Chrystia Freeland a ajouté qu'après son entretien téléphonique avec Brian Deese, directeur du Conseil économique national du président américain, elle savait que les blocages avaient déclenché un « feu orange » aux États-Unis concernant les vulnérabilités de la chaîne d'approvisionnement avec le Canada, et que le ministère des Finances craignait que les blocages ne torpillent les négociations avec les États-Unis sur les crédits d'impôt pour les véhicules électriques. Elle a déclaré : « Le danger était que nous étions en train, en tant que pays, de causer des dommages à long terme et peut-être irréparables à nos relations commerciales avec les États-Unis. »
En passant, il convient de noter qu'après la pandémie, des « crédits d'impôt » ont été gratuitement distribués aux sociétés participant à la production de véhicules électriques.
Chrystia Freeland a également déclaré que les PDG des banques canadiennes lui avaient dit que la réputation internationale du Canada était menacée et que les investisseurs américains considéraient le Canada comme « risible ».
Enfin, Chrystia Freeland a établi un lien entre l'invocation de la Loi sur les mesures d'urgence et la nécessité de « paraître forte », car elle disposait d'informations selon lesquelles « la Russie avait l'intention d'envahir l'Ukraine » et qu'elle craignait que les convois n'affectent la réponse du Canada à la guerre.
Le résumé du témoignage de Chrystia Freeland indique : « Mme Freeland a également souligné que si la capitale du Canada avait encore été occupée lorsque la Russie a envahi l'Ukraine, une telle situation aurait, à son avis, complètement discrédité le Canada en tant qu'allié soutenant l'Ukraine. »
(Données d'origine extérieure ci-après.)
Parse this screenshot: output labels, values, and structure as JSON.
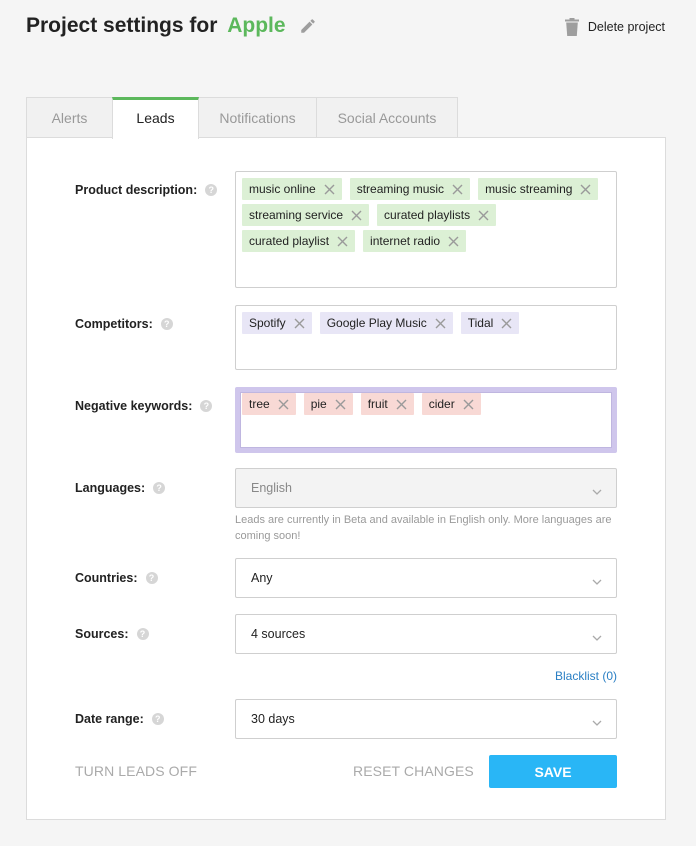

« Les médias russes se seraient concentrés 24 heures par jour et 7 jours par semaine sur ce qui se passait au Canada, ce qui aurait fait paraître le Canada très faible à un moment où il avait besoin d'être fort. De plus, il aurait été très difficile d'agir après l'invasion. »
Pour les Canadiens, une réputation internationale dont ils pourraient être fiers serait de faire du Canada une zone de paix, de faire respecter le droit international, de se ranger aux côtés des forces populaires du monde entier qui s'opposent à l'impunité, aux régimes néocoloniaux, à l'occupation, à l'apartheid et aux génocides. Une réputation internationale fondée sur le type de flagornerie, de servilité et de comportement obséquieux affiché par Chrystia Freeland n'est admirée que par ceux qui lui ressemble.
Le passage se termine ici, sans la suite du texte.